Any pregnancy involves risk – including the woman losing her life. But most pregnant women and their families in the US feel they can rely on the health system.

For Black women, this trust can be hard to muster. Black infants are twice as likely to die as white infants – a disparity the New York Times tells us is greater than in 1850, 15 years before slavery ended.

What is surprising is how little we know about each of these deaths. The United States uses no consistent means to determine what went wrong. Accountability is essential when it comes to your right to the highest attainable standard of health. It entails addressing past grievances, monitoring progress, correcting failures in the healthcare system. It also should reduce disparities when it comes to people accessing health care. But all this starts with answering the simple question, “what went wrong?”
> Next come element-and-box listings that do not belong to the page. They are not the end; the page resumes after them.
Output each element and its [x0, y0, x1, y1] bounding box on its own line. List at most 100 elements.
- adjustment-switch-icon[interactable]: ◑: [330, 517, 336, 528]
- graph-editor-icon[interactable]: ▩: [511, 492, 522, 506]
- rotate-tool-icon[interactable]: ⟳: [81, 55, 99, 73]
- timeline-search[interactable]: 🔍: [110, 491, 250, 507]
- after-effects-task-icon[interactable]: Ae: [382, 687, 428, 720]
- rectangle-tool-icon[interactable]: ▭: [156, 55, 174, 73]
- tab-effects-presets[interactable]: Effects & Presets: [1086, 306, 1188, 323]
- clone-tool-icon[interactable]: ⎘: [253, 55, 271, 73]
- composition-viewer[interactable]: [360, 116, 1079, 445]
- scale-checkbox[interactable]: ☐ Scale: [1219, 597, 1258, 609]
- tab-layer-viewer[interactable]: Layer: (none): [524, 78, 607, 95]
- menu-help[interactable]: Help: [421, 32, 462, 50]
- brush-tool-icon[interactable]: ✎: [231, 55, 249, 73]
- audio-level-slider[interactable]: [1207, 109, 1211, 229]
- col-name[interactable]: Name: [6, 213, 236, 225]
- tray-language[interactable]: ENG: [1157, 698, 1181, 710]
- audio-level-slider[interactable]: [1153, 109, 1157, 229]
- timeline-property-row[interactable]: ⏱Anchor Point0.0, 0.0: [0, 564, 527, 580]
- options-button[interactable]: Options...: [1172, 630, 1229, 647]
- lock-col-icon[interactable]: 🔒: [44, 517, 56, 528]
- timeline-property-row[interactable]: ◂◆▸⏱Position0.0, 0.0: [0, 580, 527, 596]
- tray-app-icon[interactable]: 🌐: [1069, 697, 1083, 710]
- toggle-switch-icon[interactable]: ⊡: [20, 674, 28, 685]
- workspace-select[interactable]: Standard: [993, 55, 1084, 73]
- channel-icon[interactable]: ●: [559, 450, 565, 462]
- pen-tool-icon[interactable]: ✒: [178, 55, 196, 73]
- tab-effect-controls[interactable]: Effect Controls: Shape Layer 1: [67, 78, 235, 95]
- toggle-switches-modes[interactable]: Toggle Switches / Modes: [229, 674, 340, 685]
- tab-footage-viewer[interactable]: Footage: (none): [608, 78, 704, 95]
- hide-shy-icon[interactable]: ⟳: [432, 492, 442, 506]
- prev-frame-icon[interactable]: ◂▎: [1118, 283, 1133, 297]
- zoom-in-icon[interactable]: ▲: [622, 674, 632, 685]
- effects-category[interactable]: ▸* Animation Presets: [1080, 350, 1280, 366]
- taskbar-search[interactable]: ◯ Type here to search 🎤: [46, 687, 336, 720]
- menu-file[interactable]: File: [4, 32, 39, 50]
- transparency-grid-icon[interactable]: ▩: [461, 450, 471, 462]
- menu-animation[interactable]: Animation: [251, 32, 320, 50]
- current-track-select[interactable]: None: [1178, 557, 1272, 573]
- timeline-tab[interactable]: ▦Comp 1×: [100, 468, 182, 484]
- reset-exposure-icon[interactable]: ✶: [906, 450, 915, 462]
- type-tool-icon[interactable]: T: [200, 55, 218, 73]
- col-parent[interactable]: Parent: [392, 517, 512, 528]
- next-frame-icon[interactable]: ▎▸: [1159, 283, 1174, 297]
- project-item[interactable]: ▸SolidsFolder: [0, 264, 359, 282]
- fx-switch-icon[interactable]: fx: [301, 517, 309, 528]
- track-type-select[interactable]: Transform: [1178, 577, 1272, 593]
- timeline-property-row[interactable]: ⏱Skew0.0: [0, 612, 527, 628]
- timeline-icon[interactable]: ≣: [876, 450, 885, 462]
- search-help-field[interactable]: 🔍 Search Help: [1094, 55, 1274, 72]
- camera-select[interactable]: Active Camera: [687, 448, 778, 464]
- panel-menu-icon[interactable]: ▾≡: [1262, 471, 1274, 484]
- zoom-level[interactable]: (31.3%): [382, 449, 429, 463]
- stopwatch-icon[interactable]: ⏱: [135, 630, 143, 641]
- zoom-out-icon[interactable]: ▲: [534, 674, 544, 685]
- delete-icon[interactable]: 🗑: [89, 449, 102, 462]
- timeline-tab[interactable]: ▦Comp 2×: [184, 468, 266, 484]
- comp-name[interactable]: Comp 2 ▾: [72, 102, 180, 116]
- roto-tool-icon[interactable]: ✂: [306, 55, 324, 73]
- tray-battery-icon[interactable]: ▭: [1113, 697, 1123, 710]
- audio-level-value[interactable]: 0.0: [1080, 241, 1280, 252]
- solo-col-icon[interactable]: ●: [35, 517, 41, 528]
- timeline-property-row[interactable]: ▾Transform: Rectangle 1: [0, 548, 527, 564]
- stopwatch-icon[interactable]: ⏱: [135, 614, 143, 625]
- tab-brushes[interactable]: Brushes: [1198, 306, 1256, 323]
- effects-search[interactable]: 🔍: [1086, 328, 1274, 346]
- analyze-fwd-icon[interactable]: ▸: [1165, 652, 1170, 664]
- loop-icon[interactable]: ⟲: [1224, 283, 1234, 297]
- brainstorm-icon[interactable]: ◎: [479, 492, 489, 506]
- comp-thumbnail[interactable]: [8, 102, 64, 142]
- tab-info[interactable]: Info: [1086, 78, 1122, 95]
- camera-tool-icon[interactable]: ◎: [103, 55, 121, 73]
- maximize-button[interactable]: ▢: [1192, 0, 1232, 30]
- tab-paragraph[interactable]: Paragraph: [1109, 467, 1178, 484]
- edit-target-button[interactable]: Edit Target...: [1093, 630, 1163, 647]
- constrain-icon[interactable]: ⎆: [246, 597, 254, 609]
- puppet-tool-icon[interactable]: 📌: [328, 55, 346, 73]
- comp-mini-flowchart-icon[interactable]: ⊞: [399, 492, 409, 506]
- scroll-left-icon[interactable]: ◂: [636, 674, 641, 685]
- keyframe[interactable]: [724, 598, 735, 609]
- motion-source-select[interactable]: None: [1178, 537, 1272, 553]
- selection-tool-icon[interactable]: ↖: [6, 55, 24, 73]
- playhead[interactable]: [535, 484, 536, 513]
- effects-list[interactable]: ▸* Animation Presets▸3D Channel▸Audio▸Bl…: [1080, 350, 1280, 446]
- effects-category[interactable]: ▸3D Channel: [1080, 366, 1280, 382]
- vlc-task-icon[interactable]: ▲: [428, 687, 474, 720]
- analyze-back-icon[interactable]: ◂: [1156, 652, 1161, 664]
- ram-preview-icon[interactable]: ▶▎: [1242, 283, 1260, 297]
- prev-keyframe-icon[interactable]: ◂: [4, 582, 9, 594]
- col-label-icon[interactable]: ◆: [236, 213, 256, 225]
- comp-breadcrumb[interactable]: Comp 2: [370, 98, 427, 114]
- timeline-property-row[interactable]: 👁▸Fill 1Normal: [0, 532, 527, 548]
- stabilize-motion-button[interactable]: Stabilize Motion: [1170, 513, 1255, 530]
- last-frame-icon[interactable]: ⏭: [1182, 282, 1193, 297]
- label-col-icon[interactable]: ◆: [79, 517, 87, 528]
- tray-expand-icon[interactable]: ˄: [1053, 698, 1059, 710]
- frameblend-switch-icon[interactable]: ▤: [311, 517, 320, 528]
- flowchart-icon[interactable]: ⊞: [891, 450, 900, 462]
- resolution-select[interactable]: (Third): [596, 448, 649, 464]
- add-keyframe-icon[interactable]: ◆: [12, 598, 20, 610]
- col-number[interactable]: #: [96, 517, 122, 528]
The US Centers for Disease Control is working to support this type of review in states. This is an important first step, even if more work needs to be done.

After knowing what went wrong, the next question to ask is, “what are the solutions?” The Black Mamas Matter Alliance, a Black-women led group that seeks to advance policy grounded in a human rights framework, just launched the inaugural national Black Maternal Health Week. There are many steps needed to end preventable maternal deaths in the US, but this week is an opportunity for local, state, and federal government officials – as well as all stakeholders – to reflect on what a participatory, rights-grounded approach to valuing and saving the lives of Black women and their infants should look like.